May 17th, 2005 — Tags: ipod
I got an email last night from Noah, the KQRS web guy saying that they’d added a daily podcast to the existing KQ Morning Show streaming page. Good news for fans of that program, which I am, or at least was recently.
The delivered MP3 appears to be about 80 minutes long, and so they’ve dropped it to the lowest decipherable bitrate. (I chose decipherable over acceptable because the quality is certainly distracting: I couldn’t listen to it for very long.) I think there might be some VBR business going on, since my iPod isn’t fast-forwarding or rewinding very accurately (and even pause seems to jump you somewhere else in the file).

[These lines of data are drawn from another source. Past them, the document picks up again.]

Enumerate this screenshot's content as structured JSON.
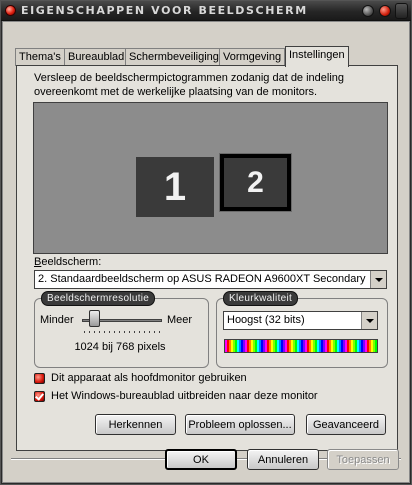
{
  "window": {
    "title": "Eigenschappen voor beeldscherm"
  },
  "tabs": [
    {
      "label": "Thema's"
    },
    {
      "label": "Bureaublad"
    },
    {
      "label": "Schermbeveiliging"
    },
    {
      "label": "Vormgeving"
    },
    {
      "label": "Instellingen",
      "active": true
    }
  ],
  "settings": {
    "instructions": "Versleep de beeldschermpictogrammen zodanig dat de indeling overeenkomt met de werkelijke plaatsing van de monitors.",
    "monitors": [
      {
        "number": "1",
        "selected": false
      },
      {
        "number": "2",
        "selected": true
      }
    ],
    "display_label": "Beeldscherm:",
    "display_value": "2. Standaardbeeldscherm op ASUS RADEON A9600XT Secondary",
    "resolution": {
      "group_label": "Beeldschermresolutie",
      "min_label": "Minder",
      "max_label": "Meer",
      "value_text": "1024 bij 768 pixels"
    },
    "color_quality": {
      "group_label": "Kleurkwaliteit",
      "value": "Hoogst (32 bits)"
    },
    "checkboxes": [
      {
        "label": "Dit apparaat als hoofdmonitor gebruiken",
        "checked": false
      },
      {
        "label": "Het Windows-bureaublad uitbreiden naar deze monitor",
        "checked": true
      }
    ],
    "buttons": {
      "identify": "Herkennen",
      "troubleshoot": "Probleem oplossen...",
      "advanced": "Geavanceerd"
    }
  },
  "dialog_buttons": {
    "ok": "OK",
    "cancel": "Annuleren",
    "apply": "Toepassen"
  },
  "colors": {
    "titlebar": "#262626",
    "dialog_bg": "#d4d0c8",
    "monitor_area": "#8c8c8c",
    "accent_red": "#d8160a"
  }
}
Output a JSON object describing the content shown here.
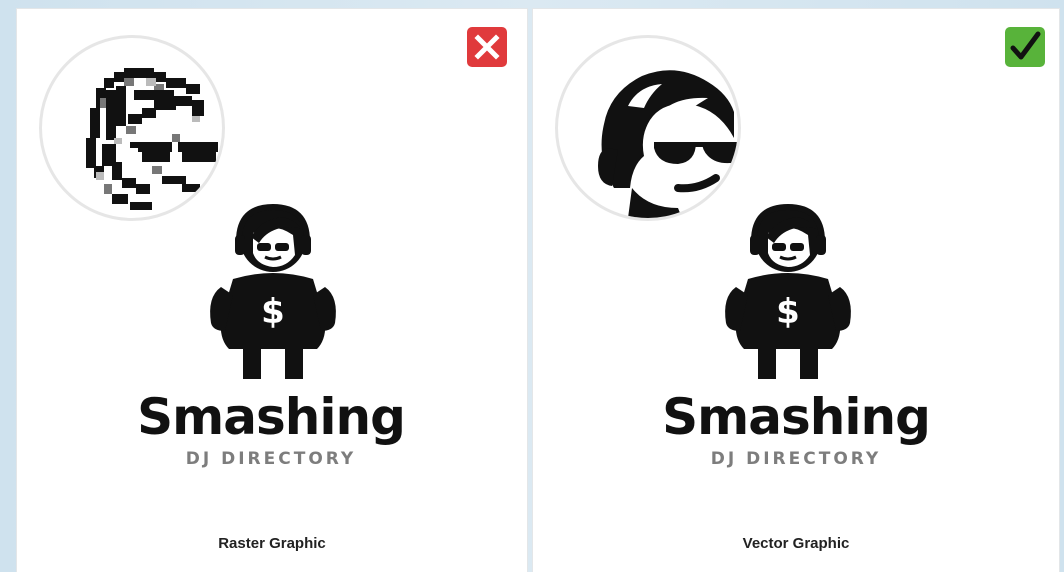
{
  "panels": [
    {
      "status_icon": "close-icon",
      "status_color": "#e03a3c",
      "brand_name": "Smashing",
      "brand_subtitle": "DJ DIRECTORY",
      "caption": "Raster Graphic"
    },
    {
      "status_icon": "check-icon",
      "status_color": "#58b33a",
      "brand_name": "Smashing",
      "brand_subtitle": "DJ DIRECTORY",
      "caption": "Vector Graphic"
    }
  ]
}
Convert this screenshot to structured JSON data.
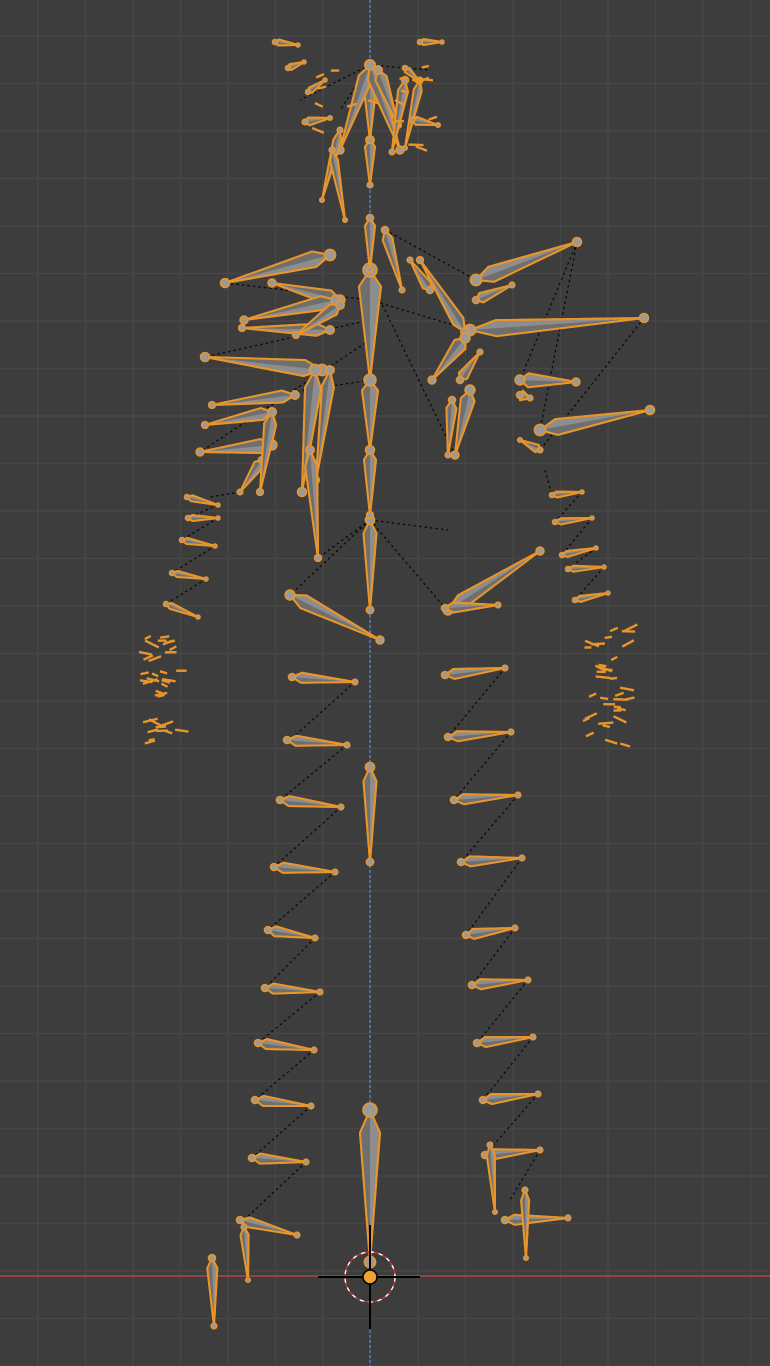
{
  "viewport": {
    "background_color": "#3d3d3d",
    "grid_minor_color": "#474747",
    "grid_major_color": "#505050",
    "x_axis_color": "#b0454f",
    "z_axis_color": "#4f7dc8",
    "bone_outline_color": "#e8952c",
    "bone_fill_color": "#8d8d8d",
    "selected": true
  },
  "armature": {
    "object_type": "armature",
    "display_mode": "octahedral",
    "icons": [
      "3d-cursor-icon",
      "object-origin-icon"
    ]
  }
}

So maybe it’s 2 hours, and iTunes just reports it incorrectly. Either way, it’s significantly condensed: without Tom Petty and commercials, you pretty much get news, chatter, interviews, and bits, which are the best parts of the show anyway. Everyone probably is sick of hearing it by now, but everyone with Firefox + AdBlock, an iPod and a TiVo is going through exactly what I’m going through: a heightened awareness for ads wherever they are. This kind of delivery for this kind of show is something of a surprise (because the ads pay for the show, right? Or the show is there to get people to listen the rest of the day?), but I’m glad they’re giving it a shot.
And for the uninitiated: the KQ folks are rude and mean and fairly one-note in their tone and commentary. They are, though, definitively Minnesotan, and according to most reports, they have a larger share of their market than any other morning radio program in any other market. I grew up listening to them, and so did pretty much everyone else my age from here.

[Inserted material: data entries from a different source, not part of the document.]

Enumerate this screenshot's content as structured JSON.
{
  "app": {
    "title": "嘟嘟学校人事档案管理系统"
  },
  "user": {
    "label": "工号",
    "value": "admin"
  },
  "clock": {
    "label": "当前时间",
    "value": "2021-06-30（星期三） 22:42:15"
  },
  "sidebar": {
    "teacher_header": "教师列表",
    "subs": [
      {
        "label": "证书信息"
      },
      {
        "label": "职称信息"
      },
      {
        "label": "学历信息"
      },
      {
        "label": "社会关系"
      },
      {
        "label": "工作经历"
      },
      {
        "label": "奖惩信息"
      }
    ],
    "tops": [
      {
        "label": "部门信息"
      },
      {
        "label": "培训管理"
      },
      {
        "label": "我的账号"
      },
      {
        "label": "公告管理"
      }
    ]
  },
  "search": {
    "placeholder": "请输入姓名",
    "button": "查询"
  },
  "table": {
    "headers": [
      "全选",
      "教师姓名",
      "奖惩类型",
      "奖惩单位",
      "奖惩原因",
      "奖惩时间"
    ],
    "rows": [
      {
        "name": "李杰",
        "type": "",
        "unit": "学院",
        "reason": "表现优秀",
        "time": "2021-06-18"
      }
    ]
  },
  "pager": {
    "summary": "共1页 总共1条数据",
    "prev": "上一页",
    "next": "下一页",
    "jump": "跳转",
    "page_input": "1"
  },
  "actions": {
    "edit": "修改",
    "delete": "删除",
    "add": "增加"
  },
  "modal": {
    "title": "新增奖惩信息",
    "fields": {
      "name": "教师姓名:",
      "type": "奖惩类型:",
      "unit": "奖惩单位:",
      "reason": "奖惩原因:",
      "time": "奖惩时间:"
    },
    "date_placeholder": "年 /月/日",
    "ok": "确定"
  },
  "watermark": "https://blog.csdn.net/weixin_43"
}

So welcome to the podcast world, KQ!
March 6th, 2005 — Tags: computers, ipod
Huh. I got an iTrip on Saturday, plugged it into my iPod, threw the whole thing into the dock, and POW: my new PC rebooted, and when it came up, Windows was complaining about drive integrity. iTunes wouldn’t recognize it after that, and it claimed to have no music on it any more. I was ready to blame Cratchit’s shoddy PC building, but it turns out a few other people have had that problem. With minis, not grown-up iPods, and only, y’know, two, but I wonder if there’s not something about PCs and the power going through the firewire jack. iTrip is supposed to be kind of a power hog.
I resynced everything and am happy again. Plus, in all the fuss, I set all of the BIOS stuff back to defaults, and the computer is running a lot more happily. I played Half-Life 2 until my eyes got dry and I needed to check some sort of walk-through, and not until it locked up or rebooted on me. I like that.